Sophisticated malware uses obfuscation techniques that are hard to detect with string matching. Shai-Hulud has evolved multiple times. New variants appear constantly.
Manual audits scale to maybe 50–100 critical dependencies. Beyond that, you're guessing.
What actually stops this is continuous monitoring — scanning your dependencies automatically every time they change, getting alerted instantly when something suspicious is detected, and having the tools to respond quickly. Checking once is better than not checking. But checking once and then ignoring it? That's dangerous.
Real Talk: What You Actually Need
Manually checking your dependencies for Shai-Hulud is like manually checking your code for SQL injection vulnerabilities. Technically possible. Practically? You're going to miss things.
What you actually need is:
- Automatic detection — the moment a malicious package exists, you know about it
- Continuous monitoring — every dependency, every update, every install
- Instant alerts — you get notified before the malware executes
- Automated response — block bad packages before they run
There are tools that do this. They scan npm, PyPI, Maven Central, and Hugging Face continuously. They identify malicious packages using machine learning and behavioral analysis. They integrate with your CI/CD pipeline so you never accidentally install something dangerous.
Some of them even automate the response — detecting the threat, recommending safe versions, and automatically applying the fix.

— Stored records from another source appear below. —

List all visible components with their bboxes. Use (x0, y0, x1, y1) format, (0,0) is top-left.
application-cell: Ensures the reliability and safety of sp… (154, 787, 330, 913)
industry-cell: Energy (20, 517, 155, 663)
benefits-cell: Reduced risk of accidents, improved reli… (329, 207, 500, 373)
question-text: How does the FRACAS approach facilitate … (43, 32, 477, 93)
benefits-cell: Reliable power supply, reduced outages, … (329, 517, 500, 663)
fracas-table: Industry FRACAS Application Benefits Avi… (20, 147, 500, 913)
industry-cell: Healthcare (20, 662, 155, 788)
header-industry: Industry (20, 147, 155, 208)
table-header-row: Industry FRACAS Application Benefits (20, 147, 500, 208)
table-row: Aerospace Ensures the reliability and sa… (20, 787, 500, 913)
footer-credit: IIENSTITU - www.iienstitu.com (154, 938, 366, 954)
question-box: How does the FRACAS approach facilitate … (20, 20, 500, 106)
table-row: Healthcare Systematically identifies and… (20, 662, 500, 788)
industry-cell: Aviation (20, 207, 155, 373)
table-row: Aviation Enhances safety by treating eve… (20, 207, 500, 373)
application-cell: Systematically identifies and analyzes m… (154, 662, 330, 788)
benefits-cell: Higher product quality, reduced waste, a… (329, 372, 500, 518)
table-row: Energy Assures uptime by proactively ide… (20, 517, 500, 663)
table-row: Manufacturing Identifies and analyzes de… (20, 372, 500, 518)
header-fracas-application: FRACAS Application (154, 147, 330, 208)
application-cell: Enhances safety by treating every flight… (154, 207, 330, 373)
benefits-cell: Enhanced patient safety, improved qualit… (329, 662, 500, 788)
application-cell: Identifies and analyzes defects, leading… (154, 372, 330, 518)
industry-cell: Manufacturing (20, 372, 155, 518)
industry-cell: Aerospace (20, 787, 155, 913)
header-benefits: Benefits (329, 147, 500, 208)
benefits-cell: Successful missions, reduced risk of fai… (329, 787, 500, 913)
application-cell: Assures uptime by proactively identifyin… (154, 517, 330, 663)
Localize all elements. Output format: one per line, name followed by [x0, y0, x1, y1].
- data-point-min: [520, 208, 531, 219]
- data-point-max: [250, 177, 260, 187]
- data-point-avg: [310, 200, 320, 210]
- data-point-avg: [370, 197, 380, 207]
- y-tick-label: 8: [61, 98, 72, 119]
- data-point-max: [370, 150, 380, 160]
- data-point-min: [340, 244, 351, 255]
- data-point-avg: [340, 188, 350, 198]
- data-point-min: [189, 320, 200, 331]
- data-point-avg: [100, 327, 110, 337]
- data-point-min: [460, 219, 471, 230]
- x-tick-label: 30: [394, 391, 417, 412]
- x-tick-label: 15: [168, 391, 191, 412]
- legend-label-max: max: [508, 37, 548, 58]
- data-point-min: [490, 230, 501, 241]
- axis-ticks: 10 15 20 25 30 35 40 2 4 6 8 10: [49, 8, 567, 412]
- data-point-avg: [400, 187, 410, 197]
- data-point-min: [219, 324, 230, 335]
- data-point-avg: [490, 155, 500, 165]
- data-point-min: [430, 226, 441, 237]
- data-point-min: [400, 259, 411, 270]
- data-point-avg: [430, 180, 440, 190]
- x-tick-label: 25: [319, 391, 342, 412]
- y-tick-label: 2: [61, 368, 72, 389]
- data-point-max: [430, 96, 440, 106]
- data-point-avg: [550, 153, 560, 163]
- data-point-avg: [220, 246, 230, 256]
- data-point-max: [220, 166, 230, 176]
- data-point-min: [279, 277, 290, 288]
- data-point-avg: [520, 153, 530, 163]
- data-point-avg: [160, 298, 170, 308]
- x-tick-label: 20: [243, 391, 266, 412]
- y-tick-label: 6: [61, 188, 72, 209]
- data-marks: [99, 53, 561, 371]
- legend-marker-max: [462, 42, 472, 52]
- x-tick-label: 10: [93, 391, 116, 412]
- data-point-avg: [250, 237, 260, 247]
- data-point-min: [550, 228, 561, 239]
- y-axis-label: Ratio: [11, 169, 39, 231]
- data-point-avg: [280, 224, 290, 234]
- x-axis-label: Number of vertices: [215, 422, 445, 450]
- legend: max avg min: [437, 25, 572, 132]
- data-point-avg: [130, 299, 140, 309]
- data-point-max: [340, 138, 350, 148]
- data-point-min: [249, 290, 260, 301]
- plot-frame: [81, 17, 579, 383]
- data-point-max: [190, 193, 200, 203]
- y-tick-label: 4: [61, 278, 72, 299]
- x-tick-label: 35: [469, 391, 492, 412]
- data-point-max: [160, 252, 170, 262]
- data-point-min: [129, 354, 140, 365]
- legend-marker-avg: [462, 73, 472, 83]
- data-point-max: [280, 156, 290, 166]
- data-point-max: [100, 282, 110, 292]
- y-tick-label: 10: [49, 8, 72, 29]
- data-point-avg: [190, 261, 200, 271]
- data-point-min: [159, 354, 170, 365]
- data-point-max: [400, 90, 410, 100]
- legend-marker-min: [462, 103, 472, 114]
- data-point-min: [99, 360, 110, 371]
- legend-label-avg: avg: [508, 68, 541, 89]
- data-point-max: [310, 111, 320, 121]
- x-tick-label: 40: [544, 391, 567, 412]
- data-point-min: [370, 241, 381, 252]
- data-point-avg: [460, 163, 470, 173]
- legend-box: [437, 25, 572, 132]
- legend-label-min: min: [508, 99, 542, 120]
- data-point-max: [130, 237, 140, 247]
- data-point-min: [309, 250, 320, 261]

That's the difference between "checking once" and "actually being protected." DependGuard provides continuous monitoring, instant alerts, and automated remediation — join the waitlist to get early access.
Your Next Step
Run the audit script. Check your critical dependencies manually. Rotate your credentials if you find anything.
But don't stop there. That's like locking your front door while leaving the back window open.
Set up continuous monitoring. Most security teams aren't doing this yet, which means they're vulnerable. Be the team that actually does.
Bottom line: Shai-Hulud is real, it's spreading, and it targets developers like you. The best time to protect yourself was yesterday. The second best time is right now. Check your code. Audit your dependencies. Rotate your credentials. Then set up something that keeps watching so you don't have to.